David Ussishkin on the Temple Mount in the First Temple Period

TEMPLE MOUNT WATCH: Archaeologist David Ussishkin has reprinted an important survey article on "The Temple Mount in Jerusalem during the First Temple Period" at the Bible and Interpretation website, downloadable as a pdf file. Excerpt:
Turning back to the problems of the Temple Mount, the above topographical and archaeological data leave us with four options for reconstructing the Temple Mount during the tenth century B.C.E.

First option: Based on the proposal of Knauf (2000), the Temple Mount formed the cultic and secular center of the city already during the Late Bronze Age and the earlier part of the Iron Age. However, there are no textual or archaeological indications to support this theory.

Second option: Based on the biblical tradition, Solomon built a small, modest temple on the Temple Mount, which formed the basis for later reconstruction and extension of the buildings here. In that case, the large compound and the monumental royal palace were added, and the temple was enlarged or rebuilt, in the eighth century B.C.E., when the Temple Mount was incorporated into the extended city. This is the view of Na'aman, who argued that Solomon built a temple on the Temple Mount, “though on a much smaller scale than the one built in the late monarchical period” (Na'aman 1996:23).

Third option: The royal acropolis was built as a separate entity by Solomon, as described in the biblical text, and it was incorporated in the expanding city during the late eighth century B.C.E.

Fourth option: The royal acropolis was built as described in the biblical text, but in the late eighth century B.C.E., when the modest tenth-century settlement became a large, fortified city and the Temple Mount was incorporated in it.

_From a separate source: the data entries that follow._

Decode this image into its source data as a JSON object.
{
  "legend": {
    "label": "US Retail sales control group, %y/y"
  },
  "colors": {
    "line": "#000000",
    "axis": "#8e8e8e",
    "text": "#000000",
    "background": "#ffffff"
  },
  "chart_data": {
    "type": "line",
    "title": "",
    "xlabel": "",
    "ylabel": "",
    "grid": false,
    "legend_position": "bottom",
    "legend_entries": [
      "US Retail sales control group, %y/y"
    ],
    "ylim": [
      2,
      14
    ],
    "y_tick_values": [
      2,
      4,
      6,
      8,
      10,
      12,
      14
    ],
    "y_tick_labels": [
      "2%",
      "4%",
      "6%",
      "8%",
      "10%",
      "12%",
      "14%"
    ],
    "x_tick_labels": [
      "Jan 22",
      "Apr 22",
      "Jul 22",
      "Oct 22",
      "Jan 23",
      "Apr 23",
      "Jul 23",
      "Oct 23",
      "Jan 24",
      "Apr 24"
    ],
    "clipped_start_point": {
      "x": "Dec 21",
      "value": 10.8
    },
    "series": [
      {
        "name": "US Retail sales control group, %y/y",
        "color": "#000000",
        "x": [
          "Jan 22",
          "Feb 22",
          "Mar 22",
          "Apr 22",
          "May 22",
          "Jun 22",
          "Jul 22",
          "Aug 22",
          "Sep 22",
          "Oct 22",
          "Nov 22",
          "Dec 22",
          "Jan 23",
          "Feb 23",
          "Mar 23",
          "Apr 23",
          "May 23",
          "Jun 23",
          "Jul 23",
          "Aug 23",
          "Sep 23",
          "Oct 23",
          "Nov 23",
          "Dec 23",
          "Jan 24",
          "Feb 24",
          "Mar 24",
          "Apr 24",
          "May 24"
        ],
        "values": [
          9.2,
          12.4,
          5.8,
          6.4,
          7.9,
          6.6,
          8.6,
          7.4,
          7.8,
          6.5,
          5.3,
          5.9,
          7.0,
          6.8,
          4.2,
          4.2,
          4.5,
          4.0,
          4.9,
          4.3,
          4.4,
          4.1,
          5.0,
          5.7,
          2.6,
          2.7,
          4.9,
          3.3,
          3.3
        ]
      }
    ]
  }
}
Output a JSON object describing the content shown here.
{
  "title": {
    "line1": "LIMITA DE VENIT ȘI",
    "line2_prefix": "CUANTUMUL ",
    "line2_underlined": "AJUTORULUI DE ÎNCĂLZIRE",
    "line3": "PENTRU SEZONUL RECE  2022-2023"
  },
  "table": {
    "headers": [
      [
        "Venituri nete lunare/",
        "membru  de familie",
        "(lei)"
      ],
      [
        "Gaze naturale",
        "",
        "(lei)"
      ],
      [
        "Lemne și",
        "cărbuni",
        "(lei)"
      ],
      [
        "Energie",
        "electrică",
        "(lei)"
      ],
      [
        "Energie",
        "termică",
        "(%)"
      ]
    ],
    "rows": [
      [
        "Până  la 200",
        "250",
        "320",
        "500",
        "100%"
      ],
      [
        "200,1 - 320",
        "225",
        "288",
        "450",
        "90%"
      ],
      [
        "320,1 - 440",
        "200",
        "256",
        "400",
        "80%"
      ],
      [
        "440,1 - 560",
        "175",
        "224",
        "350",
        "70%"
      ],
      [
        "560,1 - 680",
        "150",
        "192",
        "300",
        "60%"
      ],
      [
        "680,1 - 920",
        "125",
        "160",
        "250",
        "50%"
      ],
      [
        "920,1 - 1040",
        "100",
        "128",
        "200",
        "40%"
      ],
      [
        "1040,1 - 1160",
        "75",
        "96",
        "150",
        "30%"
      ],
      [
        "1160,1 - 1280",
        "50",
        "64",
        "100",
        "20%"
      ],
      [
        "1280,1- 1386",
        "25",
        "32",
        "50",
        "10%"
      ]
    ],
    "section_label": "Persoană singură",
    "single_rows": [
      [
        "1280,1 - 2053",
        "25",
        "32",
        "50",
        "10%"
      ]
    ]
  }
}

There is one strong argument in support of the first and second options. One would expect the planners of the city to have built the royal compound at the highest and most strategically located place in the city. The northern part of the Southwest Hill (figure 1:6), at an elevation of ca. 773 meters above sea level, is clearly the optimal place for the location of the acropolis, rather than the Temple Mount at ca. 743 meters (figure 1:4). And indeed, during the Second Temple period, the Hasmonean kings, and later Herod, shifted their royal palaces to the Southwest Hill. This is a clear indication that the Temple Mount had already been a significant cultic place before the extension of the city in the eighth century B.C.E., so that the royal acropolis was built at this spot.
His reconstruction of the Temple Mount in the time of Hezekiah is much more detailed, based to a large degree on inference from the biblical texts and deduction from similar sites of the same period elsewhere.

Read it all.

Some years ago at PaleoJudaica I surveyed the evidence for the existence of the First and Second/Herodian Temples.